When a project starts as a greenfield or brownfield development, working closely with Architects, Civil and Structural Engineers, and the end user to design the layout and core structure of the facility is critical. A poorly placed column or undersized plant room determined early in the project can greatly reduce the effective white space or severely limit the types of technology which can be used.
As an established specialist within the industry, we predominantly work as a Specialist Main Contractor, delivering schemes directly for end users. However, as each project is different, the wider team structure and appointment will also often differ.
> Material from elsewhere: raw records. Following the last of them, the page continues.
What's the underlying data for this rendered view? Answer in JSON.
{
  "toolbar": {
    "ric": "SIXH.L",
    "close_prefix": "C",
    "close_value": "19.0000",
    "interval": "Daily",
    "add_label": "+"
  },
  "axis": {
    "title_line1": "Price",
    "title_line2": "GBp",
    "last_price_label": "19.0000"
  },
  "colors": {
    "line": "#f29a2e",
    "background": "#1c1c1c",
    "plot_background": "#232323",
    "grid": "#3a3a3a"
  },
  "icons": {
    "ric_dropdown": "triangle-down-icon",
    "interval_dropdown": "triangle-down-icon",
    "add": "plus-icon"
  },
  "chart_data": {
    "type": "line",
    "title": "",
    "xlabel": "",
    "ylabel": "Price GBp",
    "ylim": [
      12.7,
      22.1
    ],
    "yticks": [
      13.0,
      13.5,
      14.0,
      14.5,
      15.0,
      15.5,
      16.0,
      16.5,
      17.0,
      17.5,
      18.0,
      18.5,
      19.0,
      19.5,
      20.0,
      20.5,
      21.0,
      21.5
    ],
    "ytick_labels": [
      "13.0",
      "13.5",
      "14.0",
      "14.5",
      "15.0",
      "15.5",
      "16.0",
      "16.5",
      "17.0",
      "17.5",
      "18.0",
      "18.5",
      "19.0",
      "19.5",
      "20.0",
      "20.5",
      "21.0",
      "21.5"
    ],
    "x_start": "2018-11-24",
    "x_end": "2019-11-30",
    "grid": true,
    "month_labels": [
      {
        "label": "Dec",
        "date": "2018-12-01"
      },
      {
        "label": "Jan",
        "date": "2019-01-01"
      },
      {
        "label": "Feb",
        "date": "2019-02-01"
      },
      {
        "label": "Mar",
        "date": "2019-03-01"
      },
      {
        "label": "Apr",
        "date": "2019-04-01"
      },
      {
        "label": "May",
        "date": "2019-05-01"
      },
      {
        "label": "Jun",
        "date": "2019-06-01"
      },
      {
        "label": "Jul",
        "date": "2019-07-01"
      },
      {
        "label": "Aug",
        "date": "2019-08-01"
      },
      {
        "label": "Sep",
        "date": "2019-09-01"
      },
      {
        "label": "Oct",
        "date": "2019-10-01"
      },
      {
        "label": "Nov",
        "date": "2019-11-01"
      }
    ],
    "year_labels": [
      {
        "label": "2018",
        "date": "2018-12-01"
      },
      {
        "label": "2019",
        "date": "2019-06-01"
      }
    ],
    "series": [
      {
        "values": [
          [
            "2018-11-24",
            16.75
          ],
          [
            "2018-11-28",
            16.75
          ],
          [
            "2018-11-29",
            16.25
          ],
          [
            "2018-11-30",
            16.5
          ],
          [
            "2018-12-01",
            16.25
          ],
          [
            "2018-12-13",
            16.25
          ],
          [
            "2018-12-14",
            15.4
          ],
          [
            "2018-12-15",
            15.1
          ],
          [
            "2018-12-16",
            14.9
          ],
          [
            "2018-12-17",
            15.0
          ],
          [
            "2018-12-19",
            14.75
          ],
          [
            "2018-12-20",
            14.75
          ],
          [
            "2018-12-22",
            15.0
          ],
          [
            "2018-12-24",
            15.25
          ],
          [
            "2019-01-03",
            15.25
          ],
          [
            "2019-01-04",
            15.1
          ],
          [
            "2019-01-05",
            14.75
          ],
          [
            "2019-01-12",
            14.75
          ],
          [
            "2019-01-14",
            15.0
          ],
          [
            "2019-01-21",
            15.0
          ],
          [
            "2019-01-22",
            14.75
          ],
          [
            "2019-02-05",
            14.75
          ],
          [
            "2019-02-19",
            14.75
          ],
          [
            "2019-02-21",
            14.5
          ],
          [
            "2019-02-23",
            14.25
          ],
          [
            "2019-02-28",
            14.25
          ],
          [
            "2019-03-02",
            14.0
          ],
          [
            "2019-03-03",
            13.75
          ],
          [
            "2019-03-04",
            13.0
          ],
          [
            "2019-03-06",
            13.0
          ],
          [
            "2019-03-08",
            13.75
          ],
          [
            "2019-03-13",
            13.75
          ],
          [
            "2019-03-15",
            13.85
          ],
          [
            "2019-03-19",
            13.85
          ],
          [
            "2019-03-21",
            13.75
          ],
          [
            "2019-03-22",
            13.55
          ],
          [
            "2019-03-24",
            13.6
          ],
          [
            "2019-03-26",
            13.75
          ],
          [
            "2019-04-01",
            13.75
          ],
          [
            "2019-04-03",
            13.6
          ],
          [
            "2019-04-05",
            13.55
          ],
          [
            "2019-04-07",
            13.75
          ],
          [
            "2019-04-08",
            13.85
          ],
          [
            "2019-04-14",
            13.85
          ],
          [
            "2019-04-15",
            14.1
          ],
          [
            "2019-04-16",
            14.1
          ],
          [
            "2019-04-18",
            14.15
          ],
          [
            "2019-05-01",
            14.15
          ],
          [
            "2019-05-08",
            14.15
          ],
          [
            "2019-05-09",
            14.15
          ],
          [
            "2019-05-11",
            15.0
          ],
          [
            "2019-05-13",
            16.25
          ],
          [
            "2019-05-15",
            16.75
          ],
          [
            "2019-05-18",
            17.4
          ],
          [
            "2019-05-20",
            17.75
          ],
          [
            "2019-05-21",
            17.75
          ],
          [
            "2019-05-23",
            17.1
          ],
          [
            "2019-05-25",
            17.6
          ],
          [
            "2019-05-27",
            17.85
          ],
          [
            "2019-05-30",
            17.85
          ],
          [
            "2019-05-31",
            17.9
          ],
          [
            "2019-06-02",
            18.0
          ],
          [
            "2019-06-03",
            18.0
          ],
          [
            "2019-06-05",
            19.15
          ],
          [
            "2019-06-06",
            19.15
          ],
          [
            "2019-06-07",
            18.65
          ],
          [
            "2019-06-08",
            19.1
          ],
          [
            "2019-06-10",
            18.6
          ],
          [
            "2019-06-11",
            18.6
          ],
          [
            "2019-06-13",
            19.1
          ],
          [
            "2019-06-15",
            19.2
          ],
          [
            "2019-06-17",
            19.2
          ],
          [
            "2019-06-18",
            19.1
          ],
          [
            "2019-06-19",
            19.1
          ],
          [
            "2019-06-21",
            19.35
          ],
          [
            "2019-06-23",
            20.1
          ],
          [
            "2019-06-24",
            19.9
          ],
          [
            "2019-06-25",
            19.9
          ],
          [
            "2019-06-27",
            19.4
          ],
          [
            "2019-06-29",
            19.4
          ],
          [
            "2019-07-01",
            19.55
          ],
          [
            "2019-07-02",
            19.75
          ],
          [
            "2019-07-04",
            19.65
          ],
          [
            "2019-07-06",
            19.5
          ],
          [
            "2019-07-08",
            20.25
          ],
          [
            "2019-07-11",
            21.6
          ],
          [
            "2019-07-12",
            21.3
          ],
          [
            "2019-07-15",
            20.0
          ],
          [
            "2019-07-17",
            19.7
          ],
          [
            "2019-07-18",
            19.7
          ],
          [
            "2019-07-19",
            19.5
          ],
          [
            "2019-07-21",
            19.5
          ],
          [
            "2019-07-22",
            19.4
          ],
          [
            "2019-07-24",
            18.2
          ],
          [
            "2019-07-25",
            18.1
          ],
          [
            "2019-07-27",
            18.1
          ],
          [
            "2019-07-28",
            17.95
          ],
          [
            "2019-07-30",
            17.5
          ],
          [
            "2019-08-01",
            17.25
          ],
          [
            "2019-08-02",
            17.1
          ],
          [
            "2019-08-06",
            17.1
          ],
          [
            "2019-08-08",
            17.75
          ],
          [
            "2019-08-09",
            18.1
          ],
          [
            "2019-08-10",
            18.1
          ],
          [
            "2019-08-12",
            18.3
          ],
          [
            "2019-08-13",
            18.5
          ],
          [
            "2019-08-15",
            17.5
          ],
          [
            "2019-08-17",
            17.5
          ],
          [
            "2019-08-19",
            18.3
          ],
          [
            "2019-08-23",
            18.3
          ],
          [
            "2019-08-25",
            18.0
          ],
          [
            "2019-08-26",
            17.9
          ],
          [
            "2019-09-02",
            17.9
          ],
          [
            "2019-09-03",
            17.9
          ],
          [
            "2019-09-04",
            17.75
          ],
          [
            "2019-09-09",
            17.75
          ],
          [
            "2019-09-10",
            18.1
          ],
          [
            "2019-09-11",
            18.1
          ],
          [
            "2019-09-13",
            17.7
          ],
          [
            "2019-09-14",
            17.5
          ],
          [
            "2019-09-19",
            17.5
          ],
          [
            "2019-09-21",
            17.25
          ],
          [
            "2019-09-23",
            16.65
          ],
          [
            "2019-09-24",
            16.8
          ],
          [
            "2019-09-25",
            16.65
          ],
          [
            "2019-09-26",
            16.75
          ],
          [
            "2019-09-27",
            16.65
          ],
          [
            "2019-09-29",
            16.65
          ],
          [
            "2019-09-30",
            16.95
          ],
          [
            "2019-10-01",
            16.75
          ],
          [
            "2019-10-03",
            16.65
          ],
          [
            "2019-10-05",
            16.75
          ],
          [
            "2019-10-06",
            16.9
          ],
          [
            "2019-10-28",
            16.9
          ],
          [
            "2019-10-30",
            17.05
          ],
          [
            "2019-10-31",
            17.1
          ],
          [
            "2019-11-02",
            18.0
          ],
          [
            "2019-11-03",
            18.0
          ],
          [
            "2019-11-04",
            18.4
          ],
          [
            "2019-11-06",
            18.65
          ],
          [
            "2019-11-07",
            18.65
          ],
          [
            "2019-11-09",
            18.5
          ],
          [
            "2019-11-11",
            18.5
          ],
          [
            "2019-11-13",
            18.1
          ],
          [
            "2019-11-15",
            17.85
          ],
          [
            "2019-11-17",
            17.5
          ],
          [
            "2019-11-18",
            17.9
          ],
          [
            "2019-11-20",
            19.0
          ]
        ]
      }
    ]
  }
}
Ultimately, a Data Centre Design and Construction project is, at its heart, a construction project albeit a specialist one, and so there are a wide range of typical construction processes and commercial needs which you inevitably become familiar with; forms of contract and procurement processes will often be more legal in nature but it will be down to an Engineer, for example, to check if a particularly technical clause is expected to be complied with, or indeed if it is possible to comply with it at all, and if so at what cost.
The wide-reaching impact of a Data Centre Design Engineer is both exciting and demanding. But it also lays a solid foundation to progress into a range of specialist fields, both within and outside of the Data Centre industry, and it is this range of exposure that is one of the greatest things about Data Centres and Data Centre engineering, and especially so for any young Engineer, graduate or apprentice.
From an employer’s perspective, it is obvious that graduate and apprenticeship schemes, much like the fantastic one at here Sudlows, are not only vital in growing the company, but also benefit the wider industry as we ensure that the UK retains its global reputation for producing world class Engineers and technical innovation.